Date: 2015
Type: Working Paper
New governance in the EU after the Euro crisis : retired or re-born?
Working Paper, EUI AEL, 2015/01
DAWSON, Mark, New governance in the EU after the Euro crisis : retired or re-born?, EUI AEL, 2015/01 - https://hdl.handle.net/1814/36999
Retrieved from Cadmus, EUI Research Repository
This working paper discusses the future of the EU’s ‘new governance’ paradigm, as a particular category of the EU’s legal acts in light of developments in EU economic governance following the Euro crisis. It advances both an empirical and a normative argument. While EU economic governance ‘after’ the euro crisis would seem to carry ‘hard law’ elements, the paper’s key empirical claim is that ‘post’ euro-crisis economic governance has generalized central elements of the new governance paradigm into an increasingly central domain of EU policy-making. Policy-makers have turned to an enhanced form of new governance as a way of managing complex, multi-level problems which traditional command and control regulation could not solve.

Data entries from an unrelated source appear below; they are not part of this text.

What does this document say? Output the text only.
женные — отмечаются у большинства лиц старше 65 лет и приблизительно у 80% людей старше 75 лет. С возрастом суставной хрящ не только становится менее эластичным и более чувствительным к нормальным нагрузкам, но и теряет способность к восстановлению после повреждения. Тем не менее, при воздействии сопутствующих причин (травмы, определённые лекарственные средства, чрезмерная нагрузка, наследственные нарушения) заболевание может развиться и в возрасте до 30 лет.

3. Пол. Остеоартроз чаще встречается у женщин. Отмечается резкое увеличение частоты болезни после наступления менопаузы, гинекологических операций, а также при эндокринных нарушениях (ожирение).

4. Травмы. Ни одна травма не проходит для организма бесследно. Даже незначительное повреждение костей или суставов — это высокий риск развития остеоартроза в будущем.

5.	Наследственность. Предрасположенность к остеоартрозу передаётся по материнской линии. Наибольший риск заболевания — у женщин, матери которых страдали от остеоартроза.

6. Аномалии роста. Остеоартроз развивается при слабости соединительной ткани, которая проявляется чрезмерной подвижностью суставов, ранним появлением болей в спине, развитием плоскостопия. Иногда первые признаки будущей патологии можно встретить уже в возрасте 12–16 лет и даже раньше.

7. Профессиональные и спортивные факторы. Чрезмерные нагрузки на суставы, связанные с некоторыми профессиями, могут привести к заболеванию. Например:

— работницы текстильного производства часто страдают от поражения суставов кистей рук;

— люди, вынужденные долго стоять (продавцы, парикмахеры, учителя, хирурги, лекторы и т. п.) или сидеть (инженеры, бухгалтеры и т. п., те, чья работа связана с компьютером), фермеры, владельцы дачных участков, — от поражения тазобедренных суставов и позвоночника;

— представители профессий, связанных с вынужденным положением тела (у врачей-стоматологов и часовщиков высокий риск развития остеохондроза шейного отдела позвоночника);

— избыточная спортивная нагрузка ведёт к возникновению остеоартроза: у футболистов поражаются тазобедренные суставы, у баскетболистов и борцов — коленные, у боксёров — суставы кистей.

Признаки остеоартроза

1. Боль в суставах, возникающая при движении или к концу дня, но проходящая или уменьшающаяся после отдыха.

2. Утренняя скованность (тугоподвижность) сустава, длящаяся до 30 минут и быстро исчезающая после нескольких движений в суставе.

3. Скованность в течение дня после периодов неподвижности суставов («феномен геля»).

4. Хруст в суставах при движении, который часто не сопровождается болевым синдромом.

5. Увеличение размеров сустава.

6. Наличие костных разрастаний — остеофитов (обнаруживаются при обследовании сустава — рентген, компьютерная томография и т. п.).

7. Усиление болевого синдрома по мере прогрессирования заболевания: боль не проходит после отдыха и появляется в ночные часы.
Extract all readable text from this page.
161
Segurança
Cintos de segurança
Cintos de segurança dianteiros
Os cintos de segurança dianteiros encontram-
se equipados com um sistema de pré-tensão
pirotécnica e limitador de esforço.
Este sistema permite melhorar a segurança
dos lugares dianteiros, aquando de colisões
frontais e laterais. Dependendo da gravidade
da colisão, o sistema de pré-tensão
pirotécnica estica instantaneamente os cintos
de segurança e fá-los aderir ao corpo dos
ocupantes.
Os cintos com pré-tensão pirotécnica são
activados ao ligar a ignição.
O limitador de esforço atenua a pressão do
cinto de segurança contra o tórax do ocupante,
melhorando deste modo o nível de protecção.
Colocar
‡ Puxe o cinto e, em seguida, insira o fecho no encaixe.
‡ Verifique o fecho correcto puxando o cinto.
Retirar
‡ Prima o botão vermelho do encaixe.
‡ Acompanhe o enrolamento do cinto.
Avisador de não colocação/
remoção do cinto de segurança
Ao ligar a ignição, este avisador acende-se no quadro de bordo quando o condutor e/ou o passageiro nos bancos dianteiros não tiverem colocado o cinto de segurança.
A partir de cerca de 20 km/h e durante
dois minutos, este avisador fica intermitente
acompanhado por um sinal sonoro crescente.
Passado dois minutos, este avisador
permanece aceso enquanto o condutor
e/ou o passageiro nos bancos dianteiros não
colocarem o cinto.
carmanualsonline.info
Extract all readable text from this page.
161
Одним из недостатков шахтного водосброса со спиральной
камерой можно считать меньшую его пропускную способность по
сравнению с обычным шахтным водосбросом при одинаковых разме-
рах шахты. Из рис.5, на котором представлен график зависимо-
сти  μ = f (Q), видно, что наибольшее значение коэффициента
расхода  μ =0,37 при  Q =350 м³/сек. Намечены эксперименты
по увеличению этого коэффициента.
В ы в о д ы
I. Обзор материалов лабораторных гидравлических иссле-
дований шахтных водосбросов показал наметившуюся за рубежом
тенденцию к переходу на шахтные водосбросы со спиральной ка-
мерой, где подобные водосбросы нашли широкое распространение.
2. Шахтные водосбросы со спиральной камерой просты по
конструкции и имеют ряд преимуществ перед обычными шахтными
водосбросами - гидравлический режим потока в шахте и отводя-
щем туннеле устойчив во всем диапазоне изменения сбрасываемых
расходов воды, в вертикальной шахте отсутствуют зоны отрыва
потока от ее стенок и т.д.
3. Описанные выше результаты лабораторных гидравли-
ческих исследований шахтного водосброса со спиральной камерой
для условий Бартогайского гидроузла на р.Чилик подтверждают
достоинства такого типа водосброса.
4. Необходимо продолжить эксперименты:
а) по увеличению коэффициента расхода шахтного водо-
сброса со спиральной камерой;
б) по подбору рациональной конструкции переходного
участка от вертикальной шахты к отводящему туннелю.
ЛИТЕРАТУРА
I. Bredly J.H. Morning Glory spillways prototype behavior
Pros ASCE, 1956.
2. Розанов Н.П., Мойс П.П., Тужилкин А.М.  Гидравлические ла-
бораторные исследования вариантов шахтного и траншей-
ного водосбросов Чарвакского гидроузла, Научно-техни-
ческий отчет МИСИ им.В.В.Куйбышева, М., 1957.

Normatively, however, some of the more promising aspects of the new governance legacy – its experimental focus on policy innovation and mutual learning between states – is precisely the aspect of the new governance paradigm post-crisis economic decision-making seems to have left behind. New governance is used in the economic field not to promote learning or experimentation between states but to foster greater harmonization and convergence in fiscal performance. Learning the lessons of new governance’s past may be vital in securing a central (and positive) place for new governance instruments within the EU’s future constitutional landscape.